= Oxana Ionova =

Transnistrian economist

Oxana Ionova was the head of the state tax service of Transnistria and director of Transnistria's central bank from 2008 to 2011. She was born in Tiraspol on 3 June 1966. She started her work in the Ministry of Interior of Transnistria in 1994 as accountant. In 1997, she was appointed head of financial and economic department of the State Customs Committee of Transnistria. In 2000 President Igor Smirnov appointed Ionova as the new Minister of Revenues of Transnistria. After the reform of fiscal service and abolition of the separate ministry of revenues, Ionova was appointed head of state tax service of Transnistria. In 2008 President Smirnov proposed Ionova's candidature to the Supreme Council to be appointed as director of Transnistrian Republican Bank.

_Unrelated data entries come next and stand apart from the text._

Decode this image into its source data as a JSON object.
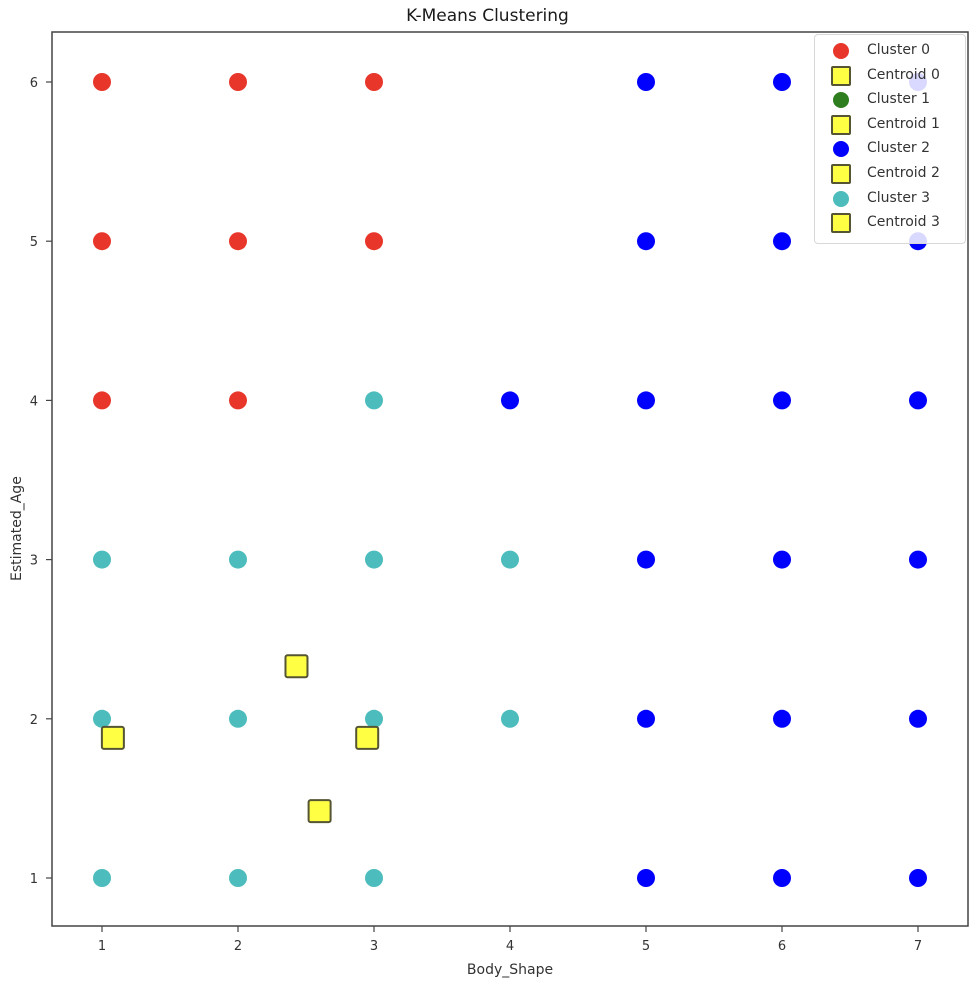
{
  "chart_data": {
    "type": "scatter",
    "title": "K-Means Clustering",
    "xlabel": "Body_Shape",
    "ylabel": "Estimated_Age",
    "xlim": [
      0.63,
      7.37
    ],
    "ylim": [
      0.69,
      6.31
    ],
    "xticks": [
      1,
      2,
      3,
      4,
      5,
      6,
      7
    ],
    "yticks": [
      1,
      2,
      3,
      4,
      5,
      6
    ],
    "grid": false,
    "legend_position": "upper right",
    "series": [
      {
        "name": "Cluster 0",
        "marker": "circle",
        "color": "#e8372a",
        "points": [
          [
            1,
            6
          ],
          [
            2,
            6
          ],
          [
            3,
            6
          ],
          [
            1,
            5
          ],
          [
            2,
            5
          ],
          [
            3,
            5
          ],
          [
            1,
            4
          ],
          [
            2,
            4
          ]
        ]
      },
      {
        "name": "Cluster 1",
        "marker": "circle",
        "color": "#2e7d1f",
        "points": []
      },
      {
        "name": "Cluster 2",
        "marker": "circle",
        "color": "#0000ff",
        "points": [
          [
            5,
            6
          ],
          [
            6,
            6
          ],
          [
            7,
            6
          ],
          [
            5,
            5
          ],
          [
            6,
            5
          ],
          [
            7,
            5
          ],
          [
            4,
            4
          ],
          [
            5,
            4
          ],
          [
            6,
            4
          ],
          [
            7,
            4
          ],
          [
            5,
            3
          ],
          [
            6,
            3
          ],
          [
            7,
            3
          ],
          [
            5,
            2
          ],
          [
            6,
            2
          ],
          [
            7,
            2
          ],
          [
            5,
            1
          ],
          [
            6,
            1
          ],
          [
            7,
            1
          ]
        ]
      },
      {
        "name": "Cluster 3",
        "marker": "circle",
        "color": "#4cbcbc",
        "points": [
          [
            3,
            4
          ],
          [
            1,
            3
          ],
          [
            2,
            3
          ],
          [
            3,
            3
          ],
          [
            4,
            3
          ],
          [
            1,
            2
          ],
          [
            2,
            2
          ],
          [
            3,
            2
          ],
          [
            4,
            2
          ],
          [
            1,
            1
          ],
          [
            2,
            1
          ],
          [
            3,
            1
          ]
        ]
      }
    ],
    "centroids": [
      {
        "name": "Centroid 0",
        "x": 1.08,
        "y": 1.88
      },
      {
        "name": "Centroid 1",
        "x": 2.43,
        "y": 2.33
      },
      {
        "name": "Centroid 2",
        "x": 2.95,
        "y": 1.88
      },
      {
        "name": "Centroid 3",
        "x": 2.6,
        "y": 1.42
      }
    ],
    "centroid_style": {
      "marker": "square",
      "fill": "#ffff44",
      "edge": "#555533"
    }
  },
  "legend": {
    "items": [
      {
        "label": "Cluster 0",
        "type": "circle",
        "color": "#e8372a"
      },
      {
        "label": "Centroid 0",
        "type": "square",
        "color": "#ffff44"
      },
      {
        "label": "Cluster 1",
        "type": "circle",
        "color": "#2e7d1f"
      },
      {
        "label": "Centroid 1",
        "type": "square",
        "color": "#ffff44"
      },
      {
        "label": "Cluster 2",
        "type": "circle",
        "color": "#0000ff"
      },
      {
        "label": "Centroid 2",
        "type": "square",
        "color": "#ffff44"
      },
      {
        "label": "Cluster 3",
        "type": "circle",
        "color": "#4cbcbc"
      },
      {
        "label": "Centroid 3",
        "type": "square",
        "color": "#ffff44"
      }
    ]
  }
}
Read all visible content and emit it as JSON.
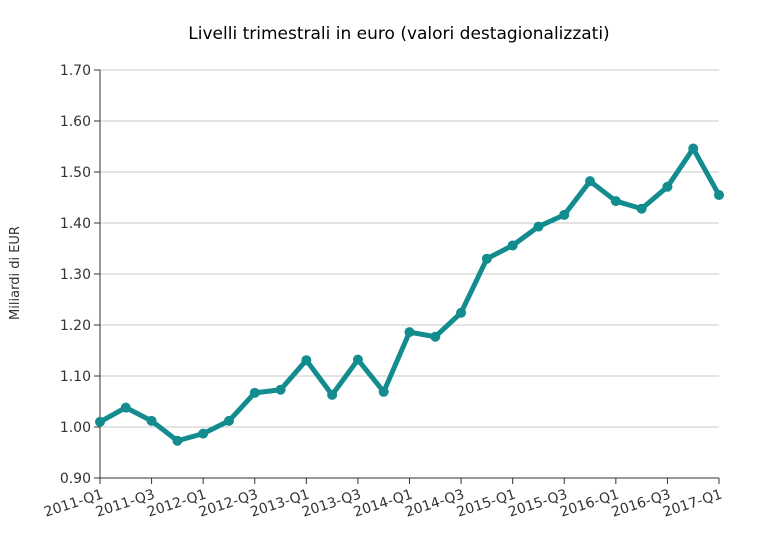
{
  "chart_data": {
    "type": "line",
    "title": "Livelli trimestrali in euro (valori destagionalizzati)",
    "xlabel": "",
    "ylabel": "Miliardi di EUR",
    "ylim": [
      0.9,
      1.7
    ],
    "yticks": [
      "0.90",
      "1.00",
      "1.10",
      "1.20",
      "1.30",
      "1.40",
      "1.50",
      "1.60",
      "1.70"
    ],
    "grid": true,
    "x": [
      "2011-Q1",
      "2011-Q2",
      "2011-Q3",
      "2011-Q4",
      "2012-Q1",
      "2012-Q2",
      "2012-Q3",
      "2012-Q4",
      "2013-Q1",
      "2013-Q2",
      "2013-Q3",
      "2013-Q4",
      "2014-Q1",
      "2014-Q2",
      "2014-Q3",
      "2014-Q4",
      "2015-Q1",
      "2015-Q2",
      "2015-Q3",
      "2015-Q4",
      "2016-Q1",
      "2016-Q2",
      "2016-Q3",
      "2016-Q4",
      "2017-Q1"
    ],
    "xtick_labels": [
      "2011-Q1",
      "2011-Q3",
      "2012-Q1",
      "2012-Q3",
      "2013-Q1",
      "2013-Q3",
      "2014-Q1",
      "2014-Q3",
      "2015-Q1",
      "2015-Q3",
      "2016-Q1",
      "2016-Q3",
      "2017-Q1"
    ],
    "series": [
      {
        "color": "#128c8e",
        "values": [
          1.01,
          1.038,
          1.012,
          0.973,
          0.987,
          1.012,
          1.067,
          1.073,
          1.131,
          1.063,
          1.132,
          1.069,
          1.186,
          1.177,
          1.224,
          1.33,
          1.356,
          1.393,
          1.416,
          1.482,
          1.443,
          1.428,
          1.471,
          1.546,
          1.455
        ]
      }
    ]
  }
}
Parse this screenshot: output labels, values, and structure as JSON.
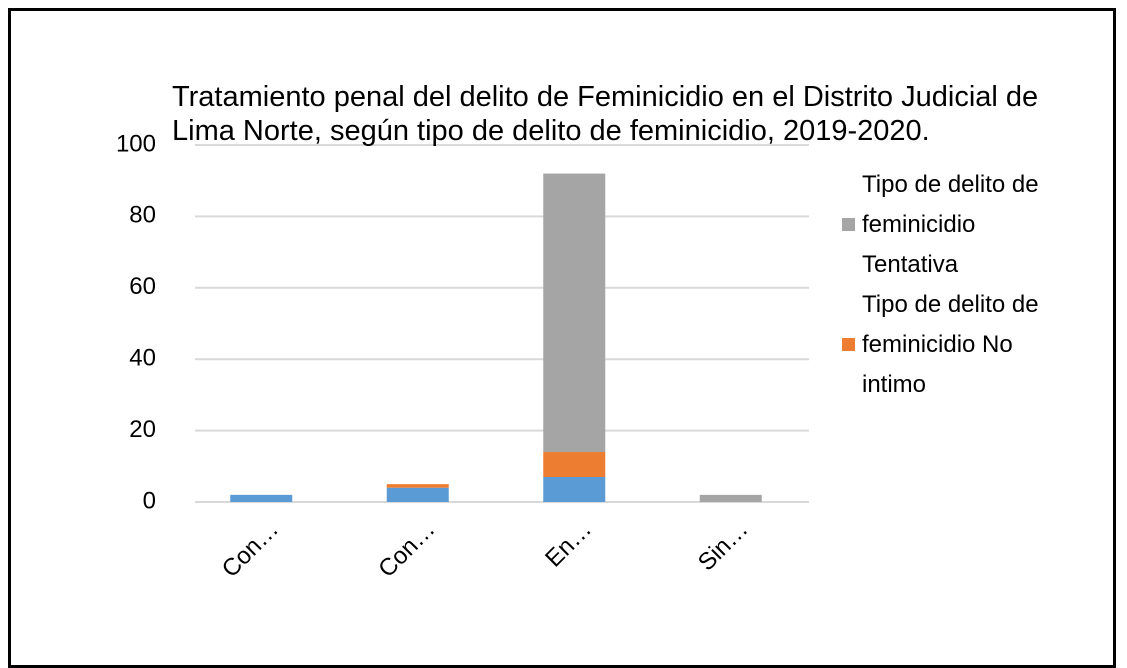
{
  "chart_data": {
    "type": "bar",
    "stacked": true,
    "title": "Tratamiento penal del delito de Feminicidio en el Distrito Judicial de Lima Norte, según tipo de delito de feminicidio, 2019-2020.",
    "categories": [
      "Con…",
      "Con…",
      "En…",
      "Sin…"
    ],
    "series": [
      {
        "color": "#5b9bd5",
        "values": [
          2,
          4,
          7,
          0
        ]
      },
      {
        "name": "Tipo de delito de feminicidio No intimo",
        "color": "#ed7d31",
        "values": [
          0,
          1,
          7,
          0
        ]
      },
      {
        "name": "Tipo de delito de feminicidio Tentativa",
        "color": "#a5a5a5",
        "values": [
          0,
          0,
          78,
          2
        ]
      }
    ],
    "ylim": [
      0,
      100
    ],
    "yticks": [
      0,
      20,
      40,
      60,
      80,
      100
    ],
    "grid": true,
    "legend": "right"
  }
}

Oxana Ionova was considered to be a 'purse' of Igor Smirnov and his family, a person through which money was laundered. In 2011 the Investigation Committee of the Russian Federation opened a criminal case against Ionova on a charge of embezzlement of 160 million rubles of Russian humanitarian aid. On 13 March 2012, after 2011 presidential elections in Transnistria when Igor Smirnov lost power, the Transnistrian authorities arrested Ionova on charges of embezzlement of state property, illegal business practices, abuse of power and forgery. It was reported that during search of her villa police exempted her collection of golden coins and gold bars. Her case went to court on 11 March 2013.